Editor’s note: This column by Jim Brewer is reprinted courtesy of The Cool Justice Report
Police reports about the Smolinski Missing Person Love Triangle Case are scheduled to be released to the public next month, giving Billy Smolinski’s family a shred of hope that the investigation will finally generate some results.
“The worst part is not knowing,” Billy Smolinski’s mother, Jan Smolinski, told The Cool Justice Report during a two-hour interview last month. “When Billy first disappeared, we knew something was wrong, but we couldn’t get the police to do much.
“There are good days and bad days,” she said. “The good thing is that we have met so many others that have experienced the same problems.”
Billy Smolinski, a rugged six-footer at 200 pounds, disappeared from his house on Holly Street in Waterbury on Aug. 24, 2004. He was 31 years old. The tow truck driver was not known as someone who would go away quietly. He was also devoted to his German Shepherd, Harley. “Billy would never have left without taking care of his dog,” Jan Smolinski said.
Andy Thibault, editor & publisher of The Cool Justice Report, requested copies of the Waterbury police file on the Smolinski case on July 28, 2006. Days later, when Thibault followed up with a formal complaint, Waterbury police wrote to the FBI asking for help to solve the case.
Some observers wondered if this was just a ploy to keep the file secret. “They obviously don’t want you to know what they know or how little they actually worked on the case,” a reader commented to The Cool Justice Report.
With the request to the FBI, Waterbury police acknowledged for the first time that they suspected foul play.
Still, not knowing what actually happened wears on the Smolinski’s and isolates them.
“This is what I see and feel and what others who have missing loved ones see and feel on a daily basis,” Jan Smolinski said, explaining the family’s thoughts and feelings about Billy. “It seems as though the broken hearts are never mended, the thoughts of what happened to you: Are you safe or did you suffer are constant reminders that the missing have been swallowed up in a society of people who have pushed us to the corner of the room.”
Most Documents To Be Released
Now, the state Freedom of Information Commission is ordering the Waterbury Police Department to release most of the documents in the Smolinski file.
Atty. Mary Schwind, hearing officer for the FOI Commission, had reviewed 17 documents “in camera” or privately following a complaint by The Cool Justice Report and a hearing last September.
In a decision dated March 9, 2007, Schwind ruled: “Other than a broad assertion of prejudice, the respondent has failed to prove how any of the requested records, specifically IC-2006-389-1, IC-2006-389-3 through IC-2006-389-9, and IC-2006-389-11 through IC-2006-389-17, would prejudice a law enforcement action if released.
“Accordingly, it is concluded that [these] records … are not exempt from mandatory disclosure … and that the respondent violated the FOI Act by denying the complainant copies thereof …

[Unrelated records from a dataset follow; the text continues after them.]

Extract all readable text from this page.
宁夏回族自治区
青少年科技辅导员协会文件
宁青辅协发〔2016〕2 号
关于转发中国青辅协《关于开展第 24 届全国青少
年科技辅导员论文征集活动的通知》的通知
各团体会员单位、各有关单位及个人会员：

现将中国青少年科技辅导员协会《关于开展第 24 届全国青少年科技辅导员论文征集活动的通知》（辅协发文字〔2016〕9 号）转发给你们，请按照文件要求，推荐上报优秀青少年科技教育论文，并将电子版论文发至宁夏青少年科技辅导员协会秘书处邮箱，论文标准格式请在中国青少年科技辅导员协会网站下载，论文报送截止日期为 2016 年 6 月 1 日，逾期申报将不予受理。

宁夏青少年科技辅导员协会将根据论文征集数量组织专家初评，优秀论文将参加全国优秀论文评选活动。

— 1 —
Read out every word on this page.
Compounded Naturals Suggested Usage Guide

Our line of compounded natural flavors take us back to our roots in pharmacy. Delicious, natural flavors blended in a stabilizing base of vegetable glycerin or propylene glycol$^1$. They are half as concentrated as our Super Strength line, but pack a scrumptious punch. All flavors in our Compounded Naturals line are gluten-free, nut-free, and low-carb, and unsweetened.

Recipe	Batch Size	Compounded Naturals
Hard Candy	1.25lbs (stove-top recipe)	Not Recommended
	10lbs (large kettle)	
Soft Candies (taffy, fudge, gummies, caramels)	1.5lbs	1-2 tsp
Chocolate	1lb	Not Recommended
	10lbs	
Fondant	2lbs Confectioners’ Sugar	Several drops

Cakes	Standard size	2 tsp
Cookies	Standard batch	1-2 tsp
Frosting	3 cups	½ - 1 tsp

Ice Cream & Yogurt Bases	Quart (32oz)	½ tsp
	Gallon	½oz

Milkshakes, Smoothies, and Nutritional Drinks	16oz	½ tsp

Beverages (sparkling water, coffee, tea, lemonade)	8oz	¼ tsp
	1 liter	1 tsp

“Forthwith, the respondent shall provide the complainant with a copy of the requested records … at no cost.”
The FOI decision notes the documents requested were “any and all reports … mentioning Madeleine Gleason and / or Christian Sorensen.” Several high-ranking members of the Waterbury Police Department – including Chief Neil O’Leary – had confirmed to Waterbury Observer Publisher John Murray the identities of Gleason and Sorensen as part of a love triangle with Billy Smolinski.
Gleason, a bus driver in Woodbridge, went public with a bizarre legal action. After tearing down handbills about a reward for finding Billy Smolinski, Gleason sued Jan Smolinski and Murray, accusing them of violating her privacy. Murray had published photos of Gleason in public.

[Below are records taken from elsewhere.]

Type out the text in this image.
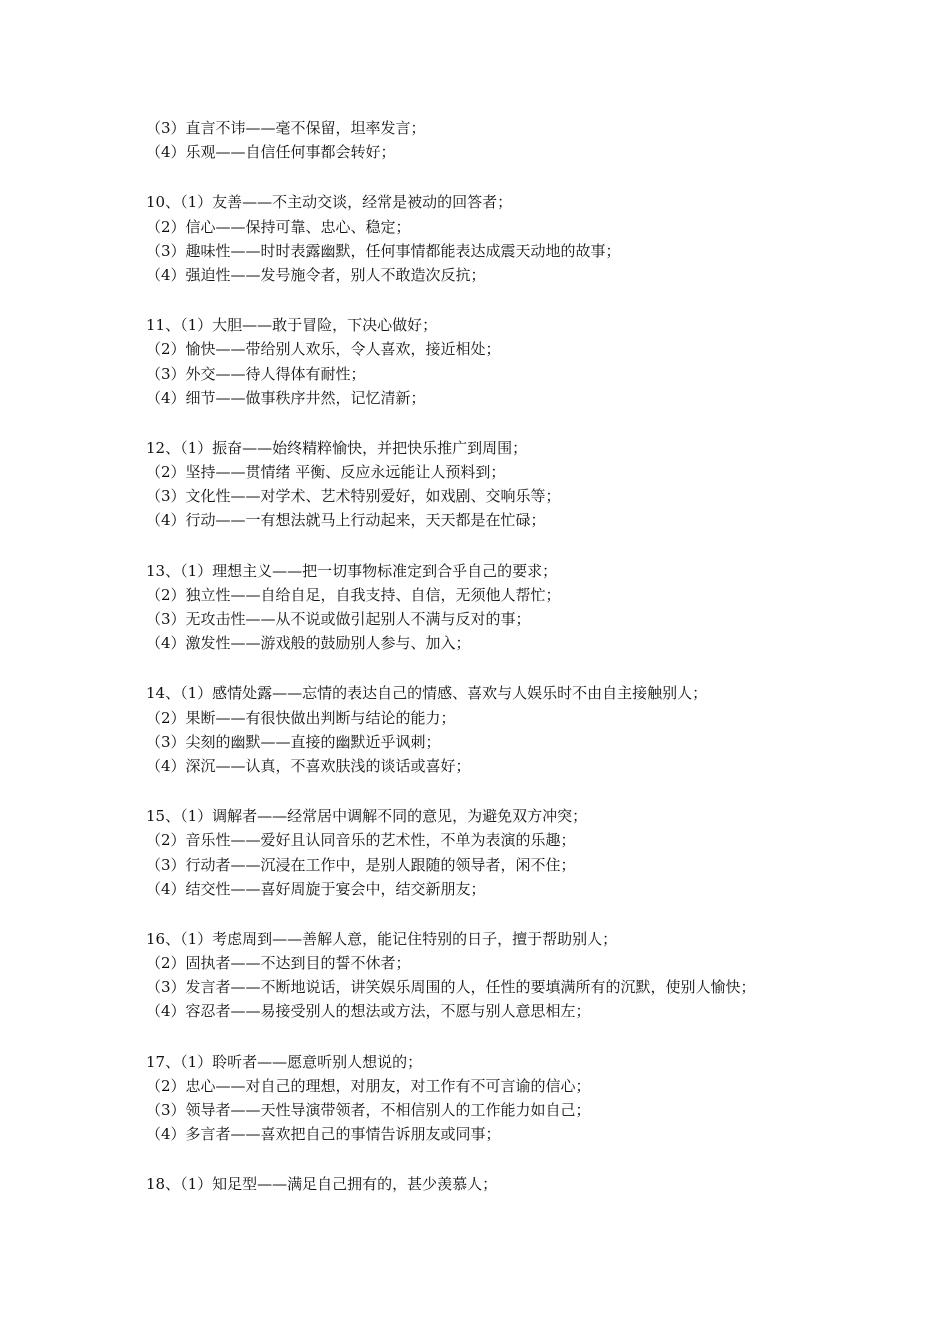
（3）直言不讳——毫不保留，坦率发言；
（4）乐观——自信任何事都会转好；
10、（1）友善——不主动交谈，经常是被动的回答者；
（2）信心——保持可靠、忠心、稳定；
（3）趣味性——时时表露幽默，任何事情都能表达成震天动地的故事；
（4）强迫性——发号施令者，别人不敢造次反抗；
11、（1）大胆——敢于冒险，下决心做好；
（2）愉快——带给别人欢乐，令人喜欢，接近相处；
（3）外交——待人得体有耐性；
（4）细节——做事秩序井然，记忆清新；
12、（1）振奋——始终精粹愉快，并把快乐推广到周围；
（2）坚持——贯情绪 平衡、反应永远能让人预料到；
（3）文化性——对学术、艺术特别爱好，如戏剧、交响乐等；
（4）行动——一有想法就马上行动起来，天天都是在忙碌；
13、（1）理想主义——把一切事物标准定到合乎自己的要求；
（2）独立性——自给自足，自我支持、自信，无须他人帮忙；
（3）无攻击性——从不说或做引起别人不满与反对的事；
（4）激发性——游戏般的鼓励别人参与、加入；
14、（1）感情处露——忘情的表达自己的情感、喜欢与人娱乐时不由自主接触别人；
（2）果断——有很快做出判断与结论的能力；
（3）尖刻的幽默——直接的幽默近乎讽刺；
（4）深沉——认真，不喜欢肤浅的谈话或喜好；
15、（1）调解者——经常居中调解不同的意见，为避免双方冲突；
（2）音乐性——爱好且认同音乐的艺术性，不单为表演的乐趣；
（3）行动者——沉浸在工作中，是别人跟随的领导者，闲不住；
（4）结交性——喜好周旋于宴会中，结交新朋友；
16、（1）考虑周到——善解人意，能记住特别的日子，擅于帮助别人；
（2）固执者——不达到目的誓不休者；
（3）发言者——不断地说话，讲笑娱乐周围的人，任性的要填满所有的沉默，使别人愉快；
（4）容忍者——易接受别人的想法或方法，不愿与别人意思相左；
17、（1）聆听者——愿意听别人想说的；
（2）忠心——对自己的理想，对朋友，对工作有不可言谕的信心；
（3）领导者——天性导演带领者，不相信别人的工作能力如自己；
（4）多言者——喜欢把自己的事情告诉朋友或同事；
18、（1）知足型——满足自己拥有的，甚少羡慕人；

Compounding the absurdity and outrageousness of this case, Woodbridge arrested Jan Smolinski and accused her of disorderly conduct for posting reward flyers about her missing son. The case was dismissed.
Sorensen had served on the Woodbridge Board of Selectmen and was considered a frontrunner for first selectman. He resigned last year, saying he needed to spend more time with his family.
Waterbury police have a tape of a threatening call Billy Smolinski made to Sorensen after he learned Gleason and Sorensen were an item.
The FOI Commission is scheduled to vote on Schwind’s finding during its meeting scheduled April 11 at 2 p.m. at 18-20 Trinity St., Hartford.
Schwind also found that the Waterbury Police Department properly withheld two documents which are signed statements of witnesses. She ruled those documents are exempt from mandatory disclosure.
A Life of Constant Anxiety
For Billy’s parents, Jan and Bill, and their daughter, Paula Bell, life has been marked by a sense of constant anxiety. They jump at every phone call. They live a life of suffering and diminished hope.
Our interview was interrupted by a call from another new friend in a missing person’s network. The caller reported progress in another state on legislation to help find missing adults.
Neither vandalism to the flyers about Bill Smolinski gone missing nor harassment by Woodbridge police can deter Jan Smolinski.
“I work on this every day now,” Jan Smolinski said. “I put up signs anywhere I can. When they get torn down, I go back and put it up again. We try to get them up higher on the poles so they won’t be as easy to tear down.
“I can’t give a good reason why anyone would tear them down.”
Despite their troubles, they still hold on to some faith in law enforcement.
“Now that the FBI is investigating,” Jan Smolinski said, “I have to hope they will find out something. They tell me they are actively investigating the case.”